Да, Гусак меньше всего походил на ресторанного бога. И смуглое, словно от печной копоти, лицо в оспинах. Раздень мужика, примешь за срезанный снарядом телеграфный столб, обугленный и истыканный автоматными очередями. Только зубы сверкали, большей частью золотые. И опять — не в его пользу. «Золотые — от недовложений», — смекали из тех, кто сам нечист на руку и всех марает подозрением.
Никому не приходило в голову, что полнота одних поваров и худоба других — отклонение от нормы. Бесконечные пробы горячего и холодного, соленого и кислого, горького и сладкого. И болезни — от зубов, гортани, всего пищевого тракта до печени, почек, всяких желез и пузырей. И кровеносных сосудов, и отложение солей… При вечной духоте, чаде, жаре на сквозняках.
Но всегда, когда вы сталкивались с Гусаком, на вас смотрели ясные, вишневые глаза в самом деле красивого молодого мужчины, веселого и приветливого. И уж коли до конца о его облике, то на всем пути нашей мангруппы оставались после общения с младшим сержантом сильно погрустневшие и часто заплаканные жинки. Видно, в сырокопченом теле Гусака таилась и сила, и утешительная душа. Не за банки же с американской колбасой…

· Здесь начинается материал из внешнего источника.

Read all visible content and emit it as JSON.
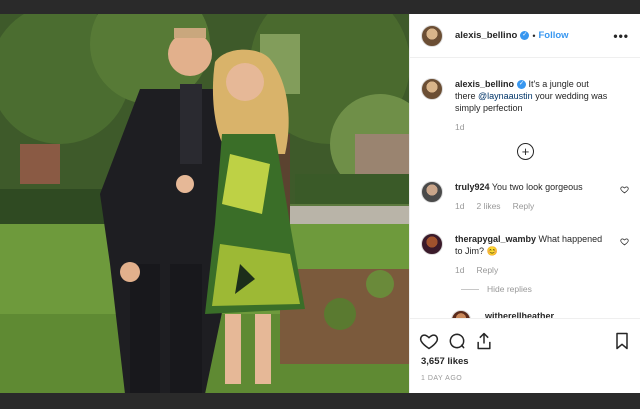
{
  "post": {
    "username": "alexis_bellino",
    "follow_label": "Follow",
    "separator": "•",
    "more_label": "•••"
  },
  "caption": {
    "username": "alexis_bellino",
    "text_before": "It's a jungle out there ",
    "mention": "@laynaaustin",
    "text_after": " your wedding was simply perfection",
    "time": "1d"
  },
  "load_more_label": "+",
  "comments": [
    {
      "username": "truly924",
      "text": "You two look gorgeous",
      "time": "1d",
      "likes": "2 likes",
      "reply_label": "Reply"
    },
    {
      "username": "therapygal_wamby",
      "text": "What happened to Jim? 😊",
      "time": "1d",
      "reply_label": "Reply",
      "hide_replies_label": "Hide replies"
    },
    {
      "username": "witherellheather",
      "text": ""
    }
  ],
  "actions": {
    "likes": "3,657 likes",
    "time": "1 DAY AGO"
  },
  "colors": {
    "link": "#3897f0",
    "mention": "#003569",
    "muted": "#999999"
  }
}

Еще до Киева Гусак стал нервничать. Для нас столица Украины — большущий город; стратегический центр для командования; символ победы для политиков. Для него же просто — родной. С улочками, переулками, Крещатиком, его рестораном. С надеждой, что не весь же разрушен; освободит — застанет, встретят. Освободил, но никого не застал, не встретили. Вошли мы ночью. Ни командиры, ни мины не пускали разбрестись, искать. Какие еще розыски! Черные глазницы окон, красные языки пожаров, ни единой души на виду, ветер и ранняя морозистая стужа. От всего. Неба, Днепра, принявшего тысячи утопленников, тысячи тонн рваного металла, рвущие дно снаряды, последние крики гибнущих людей. От смертельно-бледных в копоти зданий, искореженного асфальта, затертого бесчисленным множеством прошедших по нему подошв. Наступавших, отступавших, уводимых на казни.
Пройти, проехать мимо дома!
…Генерал выпил чарку, хрустнул огурчиком, аккуратно, от себя, интеллигентно повел ложку в тарелке, цепляя капустку и долечки бурячка, картошечку и кусочки сальца, всю суспензию из двенадцати специй малороссийского борща, огненно-оранжевого. Втянул без всхлюпа и закусил румяной пампушкой в запахе чесночка. Хорошо! Промолчал, но соседи нахваливали, и он принимал, кивал и работал ложкой. Потик выступил на выпуклом умном лбу, промакнул чистым платочком, принял вторую чарку. Вместе со всеми. Елось и пилось. И когда ложка уткнулась в большой, но почему-то тонковатый кусок мяса, будто вместо отварного положили в тарелку ромштекс или шницель, отложил ложку в сторону и взялся за нож с вилкой. И резал, резал и не мог разрезать, не поддавался ломоть мяса.